Next / Previous / Contents / Shipman's homepage


Describes a system for representing taxonomic arrangements of bird checklists, and an interface for retrieving such data using the Python programming language.

This publication is available in Web form and also as a PDF document. Please forward any comments to

Table of Contents

1. Introduction
2. Files for downloading
3. Requirements
4. The six-letter bird code system
4.1. Design goals for bird code systems
4.2. Origins of the six-letter code system
4.3. Rules for the six-letter code system
4.4. Handling collisions
5. Input files
5.1. The ranks file
5.2. Preparing the standard forms (.std) file
5.2.1. Higher-taxon records in the .std file
5.2.2. Species records in the .std file
5.3. Preparing the alternate forms (.alt) file
5.3.1. What constitutes a valid English name?
5.3.2. Higher taxon records in the .alt file
5.3.3. Direct equivalent records in the .alt file
5.3.4. Subspecific forms records in the .alt file
5.3.5. Collision records in the .alt file
6. Building the standard product files
7. Flat output files
7.1. The tree (.tre) file
7.1.1. Taxonomic key numbers
7.2. The abbreviations (.ab6) file
7.3. The collisions (.col) file
8. Schema for the XML product file
8.1. taxonomySystem: the XML root element
8.2. rankSet: Taxonomic ranks in use
8.3. taxonomy: The classification tree
8.4. abbrSet: Bird code definitions
8.5. collisionSet: List of collision codes
9. The Python taxonomy interface,
9.1. Class Txny: the complete system
9.2. Class Hier: The set of taxonomic ranks
9.3. Class Rank: One taxonomic rank
9.4. The Taxon class: One node in the classification tree
10. The module
10.1. Manifest constants
10.2. Utility functions
10.3. class BirdId

1. Introduction

For the representation and processing of data about wild birds, a firm nomenclatural base is essential. Fortunately, for North American birds, the American Ornithologists' Union (AOU) provides a definitive and inclusive classification of forms that have occurred here, in printed form as the AOU Check-List. The AOU's periodical, The Auk, periodically publishes supplements updating the names and arrangements.

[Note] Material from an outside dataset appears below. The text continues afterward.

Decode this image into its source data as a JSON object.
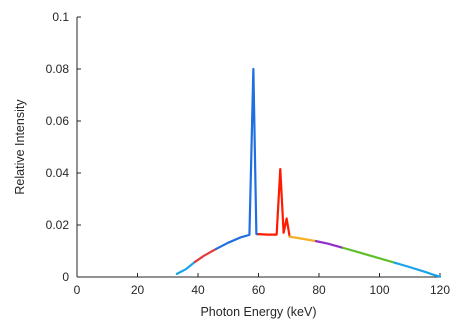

In the process of entering a few million records of bird data for the Audubon Christmas Bird Count database, the author also developed a system for representing bird names using a six-letter code. This system currently includes over 2500 codes, each code connected to either a taxon or to an English name.

This document describes a software base for representing the AOU's taxonomic arrangements and the author's six-letter codes as computer files. Once the various input files are prepared and compiled, there are several different ways to access these data:

  • You can use a single XML file that describes both the taxonomy and the bird code system. Prebuilt files are available for all of the AOU Check-List arrangements starting with the Seventh Edition and its various Supplements.

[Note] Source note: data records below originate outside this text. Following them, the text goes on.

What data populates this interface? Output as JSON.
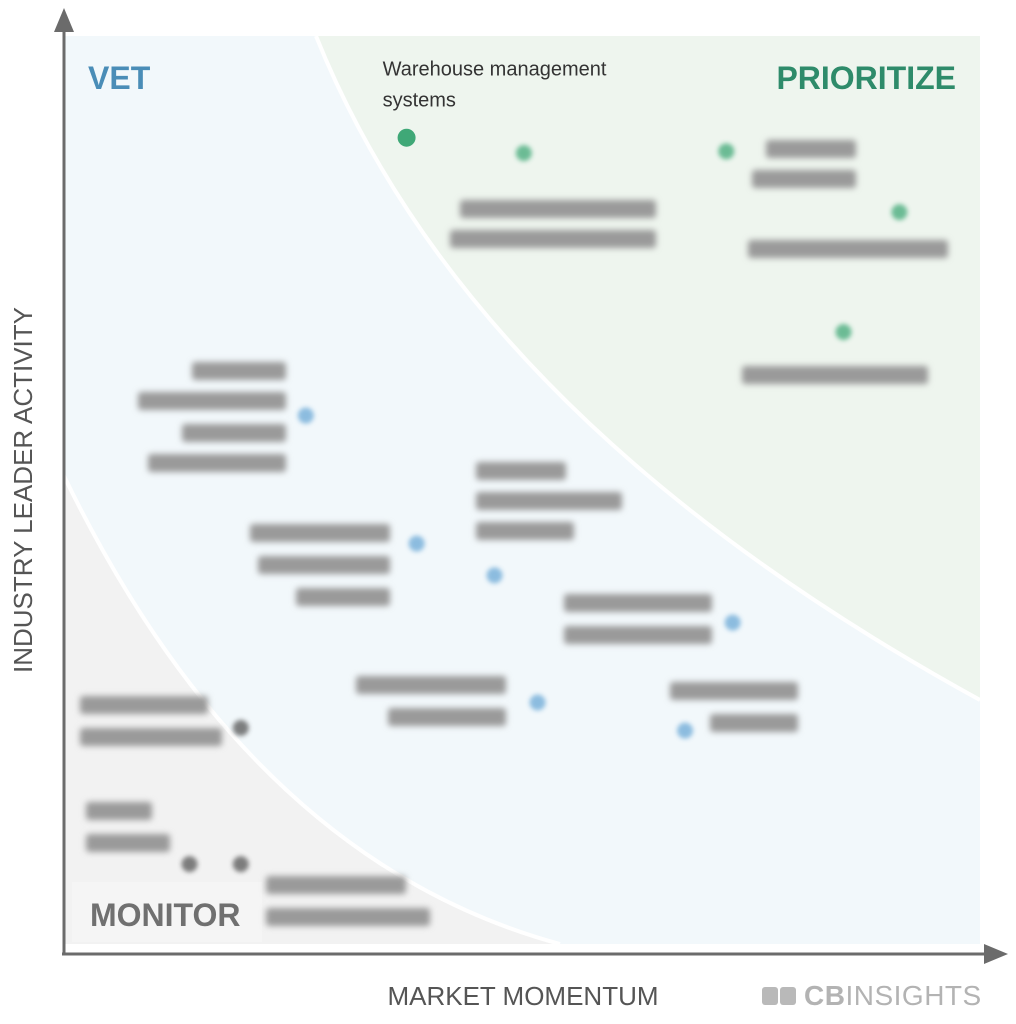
{
  "chart_data": {
    "type": "scatter",
    "title": "",
    "xlabel": "MARKET MOMENTUM",
    "ylabel": "INDUSTRY LEADER ACTIVITY",
    "xlim": [
      0,
      100
    ],
    "ylim": [
      0,
      100
    ],
    "grid": false,
    "quadrants": [
      {
        "name": "VET",
        "color": "#4a8db7"
      },
      {
        "name": "PRIORITIZE",
        "color": "#2e8b6a"
      },
      {
        "name": "MONITOR",
        "color": "#707070"
      }
    ],
    "points": [
      {
        "label": "Warehouse management systems",
        "x": 37.4,
        "y": 88.8,
        "quadrant": "PRIORITIZE",
        "highlighted": true
      },
      {
        "label": "",
        "x": 50.2,
        "y": 87.1,
        "quadrant": "PRIORITIZE",
        "highlighted": false
      },
      {
        "label": "",
        "x": 72.3,
        "y": 87.3,
        "quadrant": "PRIORITIZE",
        "highlighted": false
      },
      {
        "label": "",
        "x": 91.2,
        "y": 80.6,
        "quadrant": "PRIORITIZE",
        "highlighted": false
      },
      {
        "label": "",
        "x": 85.1,
        "y": 67.4,
        "quadrant": "PRIORITIZE",
        "highlighted": false
      },
      {
        "label": "",
        "x": 26.4,
        "y": 58.2,
        "quadrant": "VET",
        "highlighted": false
      },
      {
        "label": "",
        "x": 38.5,
        "y": 44.1,
        "quadrant": "VET",
        "highlighted": false
      },
      {
        "label": "",
        "x": 47.0,
        "y": 40.6,
        "quadrant": "VET",
        "highlighted": false
      },
      {
        "label": "",
        "x": 73.0,
        "y": 35.4,
        "quadrant": "VET",
        "highlighted": false
      },
      {
        "label": "",
        "x": 51.7,
        "y": 26.6,
        "quadrant": "VET",
        "highlighted": false
      },
      {
        "label": "",
        "x": 67.8,
        "y": 23.5,
        "quadrant": "VET",
        "highlighted": false
      },
      {
        "label": "",
        "x": 19.3,
        "y": 23.8,
        "quadrant": "MONITOR",
        "highlighted": false
      },
      {
        "label": "",
        "x": 13.7,
        "y": 8.8,
        "quadrant": "MONITOR",
        "highlighted": false
      },
      {
        "label": "",
        "x": 19.3,
        "y": 8.8,
        "quadrant": "MONITOR",
        "highlighted": false
      }
    ],
    "point_colors": {
      "PRIORITIZE": "#3fa877",
      "VET": "#6aa8d6",
      "MONITOR": "#555555"
    }
  },
  "brand": {
    "prefix": "CB",
    "suffix": "INSIGHTS",
    "icon": "cb-insights-logo-icon"
  }
}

  • A module written in the Python programming language makes it easy for you to write scripts in Python that use one of these XML data files.

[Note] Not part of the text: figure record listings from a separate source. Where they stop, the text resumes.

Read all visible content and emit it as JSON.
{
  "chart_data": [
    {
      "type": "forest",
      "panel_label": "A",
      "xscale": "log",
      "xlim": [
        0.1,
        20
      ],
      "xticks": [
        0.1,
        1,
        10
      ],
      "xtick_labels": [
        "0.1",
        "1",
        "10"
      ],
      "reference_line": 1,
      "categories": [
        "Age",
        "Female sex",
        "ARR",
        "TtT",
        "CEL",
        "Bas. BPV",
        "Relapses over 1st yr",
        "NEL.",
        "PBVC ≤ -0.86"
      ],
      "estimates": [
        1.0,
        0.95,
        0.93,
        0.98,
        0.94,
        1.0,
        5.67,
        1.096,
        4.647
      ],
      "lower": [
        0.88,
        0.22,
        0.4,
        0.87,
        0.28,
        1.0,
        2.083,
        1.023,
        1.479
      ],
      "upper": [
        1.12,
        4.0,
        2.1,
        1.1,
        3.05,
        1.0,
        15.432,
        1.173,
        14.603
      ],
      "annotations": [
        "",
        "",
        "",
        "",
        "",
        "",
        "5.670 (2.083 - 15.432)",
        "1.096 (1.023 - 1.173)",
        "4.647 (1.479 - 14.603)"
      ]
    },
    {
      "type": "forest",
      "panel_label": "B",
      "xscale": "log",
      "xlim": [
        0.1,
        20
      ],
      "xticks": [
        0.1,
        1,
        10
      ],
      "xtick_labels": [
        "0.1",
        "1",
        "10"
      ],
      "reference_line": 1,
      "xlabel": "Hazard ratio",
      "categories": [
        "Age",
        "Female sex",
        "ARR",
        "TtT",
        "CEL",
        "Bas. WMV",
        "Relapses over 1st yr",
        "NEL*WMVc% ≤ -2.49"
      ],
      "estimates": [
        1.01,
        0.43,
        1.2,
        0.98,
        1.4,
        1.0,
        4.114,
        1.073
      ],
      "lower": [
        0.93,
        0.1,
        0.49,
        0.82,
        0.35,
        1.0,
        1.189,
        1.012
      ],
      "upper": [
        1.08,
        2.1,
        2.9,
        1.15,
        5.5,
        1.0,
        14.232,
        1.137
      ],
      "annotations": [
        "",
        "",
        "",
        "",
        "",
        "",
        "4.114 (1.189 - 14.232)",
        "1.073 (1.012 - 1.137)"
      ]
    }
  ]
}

  • You can use a set of three “flat files” that can be loaded into a database system or spreadsheet.

To download any of these data or program files, see Section 2, “Files for downloading”.

A companion document, Bird taxonomy system: internal maintenance specification, describes the internals of the various programs in this suite.

This is the third major version. The first version produced only flat files. The second version added the single XML file and its Python interface. This version simplifies the handling of italic markup and adds methods for performing HTML markup.